VQA/VNL as a sub-field

VQA: In the most common form of Visual Question Answering (VQA), the computer is presented with an image and a textual question about this image. It must then determine the correct answer, typically a few words or a short phrase. Variants include binary (yes/no) and multiple-choice settings, in which candidate answers are proposed. A major distinction between VQA and other tasks in computer vision is that the question to be answered is not determined until run time. In traditional problems such as segmentation or object detection, the single question to be answered by an algorithm is predetermined and only the input image changes. In VQA, in contrast, the form that the question will take is unknown, as is the set of operations required to answer it. In this sense, it more closely reflects the challenge of general image understanding.
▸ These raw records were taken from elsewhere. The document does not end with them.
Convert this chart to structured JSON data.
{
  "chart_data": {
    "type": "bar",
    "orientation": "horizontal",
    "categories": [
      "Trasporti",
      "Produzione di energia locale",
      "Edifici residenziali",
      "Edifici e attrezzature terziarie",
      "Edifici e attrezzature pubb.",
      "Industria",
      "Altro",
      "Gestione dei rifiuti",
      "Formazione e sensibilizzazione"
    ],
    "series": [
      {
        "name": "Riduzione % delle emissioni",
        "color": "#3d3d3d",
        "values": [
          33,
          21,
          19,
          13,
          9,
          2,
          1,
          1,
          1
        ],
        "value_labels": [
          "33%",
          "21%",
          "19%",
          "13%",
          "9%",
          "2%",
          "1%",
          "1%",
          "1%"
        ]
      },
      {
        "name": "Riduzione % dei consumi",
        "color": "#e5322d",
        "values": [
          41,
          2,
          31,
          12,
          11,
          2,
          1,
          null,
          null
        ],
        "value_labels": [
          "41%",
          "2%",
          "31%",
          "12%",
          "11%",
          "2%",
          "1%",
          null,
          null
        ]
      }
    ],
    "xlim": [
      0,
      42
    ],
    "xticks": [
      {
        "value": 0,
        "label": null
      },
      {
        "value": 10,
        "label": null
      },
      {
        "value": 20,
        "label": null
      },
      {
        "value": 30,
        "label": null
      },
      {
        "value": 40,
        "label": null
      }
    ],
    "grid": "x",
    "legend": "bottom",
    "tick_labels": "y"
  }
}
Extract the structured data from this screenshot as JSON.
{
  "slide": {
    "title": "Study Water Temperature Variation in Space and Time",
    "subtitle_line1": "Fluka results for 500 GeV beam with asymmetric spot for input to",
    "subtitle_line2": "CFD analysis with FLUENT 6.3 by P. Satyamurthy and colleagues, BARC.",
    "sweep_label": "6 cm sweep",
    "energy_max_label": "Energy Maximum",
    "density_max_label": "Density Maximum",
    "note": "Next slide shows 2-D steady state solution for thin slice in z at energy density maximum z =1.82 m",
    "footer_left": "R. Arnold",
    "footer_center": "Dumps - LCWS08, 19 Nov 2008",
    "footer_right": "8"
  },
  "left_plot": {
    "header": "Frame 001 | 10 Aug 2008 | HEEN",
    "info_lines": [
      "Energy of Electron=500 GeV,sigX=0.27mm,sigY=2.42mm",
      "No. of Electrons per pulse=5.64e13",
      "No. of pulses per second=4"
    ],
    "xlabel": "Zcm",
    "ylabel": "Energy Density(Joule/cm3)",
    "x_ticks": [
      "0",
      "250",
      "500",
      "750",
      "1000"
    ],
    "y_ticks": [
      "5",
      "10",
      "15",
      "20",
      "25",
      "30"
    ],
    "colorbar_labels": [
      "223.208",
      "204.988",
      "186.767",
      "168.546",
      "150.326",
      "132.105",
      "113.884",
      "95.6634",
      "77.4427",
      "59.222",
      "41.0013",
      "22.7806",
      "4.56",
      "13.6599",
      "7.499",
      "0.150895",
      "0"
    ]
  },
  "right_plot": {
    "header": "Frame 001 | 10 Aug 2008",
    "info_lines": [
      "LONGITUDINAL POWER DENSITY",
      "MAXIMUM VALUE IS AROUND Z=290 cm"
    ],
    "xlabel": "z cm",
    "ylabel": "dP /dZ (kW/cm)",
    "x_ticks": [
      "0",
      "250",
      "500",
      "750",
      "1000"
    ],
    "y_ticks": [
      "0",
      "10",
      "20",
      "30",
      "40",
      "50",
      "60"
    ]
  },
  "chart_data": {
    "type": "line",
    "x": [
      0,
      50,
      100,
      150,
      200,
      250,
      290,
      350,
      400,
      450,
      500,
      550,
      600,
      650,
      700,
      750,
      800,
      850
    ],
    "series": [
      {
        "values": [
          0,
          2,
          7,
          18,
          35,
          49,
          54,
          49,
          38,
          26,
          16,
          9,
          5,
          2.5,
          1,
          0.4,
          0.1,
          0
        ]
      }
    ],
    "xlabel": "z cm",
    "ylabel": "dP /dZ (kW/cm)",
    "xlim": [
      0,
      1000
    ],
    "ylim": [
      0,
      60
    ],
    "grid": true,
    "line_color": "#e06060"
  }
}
VLN: A robot that can carry out a natural-language instruction has been a dream since before the Jetsons cartoon series imagined a life of leisure mediated by a fleet of attentive robot helpers. It is a dream that remains stubbornly distant. However, recent advances in vision and language methods have made incredible progress in closely related areas. This is significant because a robot interpreting a natural language navigation instruction on the basis of what it sees is carrying out a vision and language process that is similar to Visual Question Answering. Both tasks can be interpreted as visually grounded sequence-to-sequence translation problems, and many of the same methods are applicable. To enable and encourage the application of vision and language methods to the problem of interpreting visually grounded navigation instructions, we provide the first benchmark dataset for visually-grounded natural language navigation in real buildings.